Sullivan Goss – An American Gallery presents a new exhibition, accompanied by two new publications (De Forest’s Santa Barbara and Collecting Moonlight: The Night Paintings of Lockwood de Forest) commemorating the historic discovery of three lost caches of sublime landscape paintings of Santa Barbara by one of America’s lost artistic geniuses of the 19th century, Lockwood de Forest. 40 Days & 40 Nights: Eighty Paintings by Lockwood de Forest (1850 – 1932) begins at Sullivan Goss January 6, 2011, and will run through April 11, 2011. Organized by Sullivan Goss, this exhibition is comprised of 40 small paintings selected from over 400 Moonlight Paintings from 1874 – 1924, and 40 Daylight Paintings of familiar Santa Barbara scenes from 100 years ago. These paintings include landmarks that no longer exist, such as the legendary Castle Rock, where the Santa Barbara Harbor now resides.
An accomplished artist, Lockwood de Forest was a National Academy painter who had been trained by his cousin Frederic Church.
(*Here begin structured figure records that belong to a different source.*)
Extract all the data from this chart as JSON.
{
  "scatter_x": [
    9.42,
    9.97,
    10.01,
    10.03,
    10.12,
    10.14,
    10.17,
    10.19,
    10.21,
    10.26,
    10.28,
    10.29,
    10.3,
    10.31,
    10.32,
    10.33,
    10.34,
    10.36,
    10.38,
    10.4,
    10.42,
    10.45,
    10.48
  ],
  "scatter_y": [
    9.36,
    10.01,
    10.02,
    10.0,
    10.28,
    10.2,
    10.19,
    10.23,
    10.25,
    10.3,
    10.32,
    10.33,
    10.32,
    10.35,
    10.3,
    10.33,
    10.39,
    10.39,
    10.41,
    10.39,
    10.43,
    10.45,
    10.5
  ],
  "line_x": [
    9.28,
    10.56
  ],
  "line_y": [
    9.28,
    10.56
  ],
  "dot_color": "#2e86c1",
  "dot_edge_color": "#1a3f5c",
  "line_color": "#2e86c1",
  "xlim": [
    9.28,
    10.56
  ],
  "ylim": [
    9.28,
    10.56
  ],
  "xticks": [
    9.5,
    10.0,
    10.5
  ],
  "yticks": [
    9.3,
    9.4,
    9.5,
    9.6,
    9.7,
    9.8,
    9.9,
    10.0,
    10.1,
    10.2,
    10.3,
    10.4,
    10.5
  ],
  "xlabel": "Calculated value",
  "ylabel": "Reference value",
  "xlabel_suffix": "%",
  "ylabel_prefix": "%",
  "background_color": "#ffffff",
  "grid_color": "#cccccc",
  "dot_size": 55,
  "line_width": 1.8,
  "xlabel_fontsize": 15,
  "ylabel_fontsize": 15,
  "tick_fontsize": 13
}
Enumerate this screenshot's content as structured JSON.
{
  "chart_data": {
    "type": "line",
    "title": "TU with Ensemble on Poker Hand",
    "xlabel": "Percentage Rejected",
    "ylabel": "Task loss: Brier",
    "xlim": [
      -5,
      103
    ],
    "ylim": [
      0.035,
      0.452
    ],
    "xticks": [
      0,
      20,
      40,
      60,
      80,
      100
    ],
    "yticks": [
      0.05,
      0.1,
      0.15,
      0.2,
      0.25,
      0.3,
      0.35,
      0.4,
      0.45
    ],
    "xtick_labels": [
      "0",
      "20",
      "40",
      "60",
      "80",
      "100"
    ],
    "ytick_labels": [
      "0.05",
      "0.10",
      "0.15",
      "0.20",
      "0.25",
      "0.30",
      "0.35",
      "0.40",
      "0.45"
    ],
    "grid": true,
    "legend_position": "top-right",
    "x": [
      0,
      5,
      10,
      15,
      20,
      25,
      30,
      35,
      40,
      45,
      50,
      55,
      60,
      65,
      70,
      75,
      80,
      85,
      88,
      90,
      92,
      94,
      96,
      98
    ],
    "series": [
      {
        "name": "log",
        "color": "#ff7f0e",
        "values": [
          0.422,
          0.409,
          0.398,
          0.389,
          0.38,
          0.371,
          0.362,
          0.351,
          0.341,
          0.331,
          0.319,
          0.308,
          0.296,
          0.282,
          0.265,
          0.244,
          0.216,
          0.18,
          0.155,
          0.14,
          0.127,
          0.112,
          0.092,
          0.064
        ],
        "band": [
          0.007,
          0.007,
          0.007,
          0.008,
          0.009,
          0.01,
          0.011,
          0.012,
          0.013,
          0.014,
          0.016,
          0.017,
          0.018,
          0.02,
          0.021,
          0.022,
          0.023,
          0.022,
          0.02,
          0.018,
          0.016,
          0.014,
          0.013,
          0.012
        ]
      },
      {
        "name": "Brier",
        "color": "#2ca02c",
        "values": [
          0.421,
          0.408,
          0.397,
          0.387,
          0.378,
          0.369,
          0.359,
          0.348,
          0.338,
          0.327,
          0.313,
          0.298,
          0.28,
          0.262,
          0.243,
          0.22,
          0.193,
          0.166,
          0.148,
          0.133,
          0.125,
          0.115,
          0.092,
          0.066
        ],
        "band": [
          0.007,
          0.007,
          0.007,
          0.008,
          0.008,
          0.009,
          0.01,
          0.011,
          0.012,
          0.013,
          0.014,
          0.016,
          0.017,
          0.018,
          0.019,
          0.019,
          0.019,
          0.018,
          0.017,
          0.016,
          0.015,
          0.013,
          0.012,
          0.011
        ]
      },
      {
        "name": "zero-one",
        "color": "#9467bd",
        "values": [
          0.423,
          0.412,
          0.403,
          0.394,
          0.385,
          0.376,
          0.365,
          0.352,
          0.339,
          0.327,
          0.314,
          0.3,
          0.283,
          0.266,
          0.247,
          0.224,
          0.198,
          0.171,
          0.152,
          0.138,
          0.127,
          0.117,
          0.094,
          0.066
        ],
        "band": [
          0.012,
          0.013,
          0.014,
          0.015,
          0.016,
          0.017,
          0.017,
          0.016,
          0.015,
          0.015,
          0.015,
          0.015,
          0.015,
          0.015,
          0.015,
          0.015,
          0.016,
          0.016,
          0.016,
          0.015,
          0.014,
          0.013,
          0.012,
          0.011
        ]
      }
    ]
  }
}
His New York studio was in the same buildings as those of Albert Bierstadt, Winslow Homer, and William Merritt Chase. He publicly exhibited at venues including The Century Club, the Paris Universal Exhibition, the Art Institute of Chicago, the Pennsylvania Academy of Fine Arts, the Carnegie Institute, as well as winning several awards at World Fairs.
By being absent from much of the gallery season, it is evident that de Forest made a conscious decision, at the peak of his career, to travel rather than actively market his artwork. Research has identified that this decision would limit his role in American Art history even though his contribution to American art was significant.
In 1915, De Forest built a substantial home at 1815 Laguna Street on the upper East side of Santa Barbara, California, just a few blocks from the Santa Barbara Mission. It became his primary residence. From his home studio in Santa Barbara, de Forest continued to paint and exhibit, though his exhibition schedule was increasingly erratic in New York. The last known painting by him is dated 1929, when he would have been 79 years old. His lifetime’s output may have been as prodigious as 3,500 plein air paintings with over 400 moonlights – an effort virtually unmatched in American art. The artist passed away in Santa Barbara in 1932.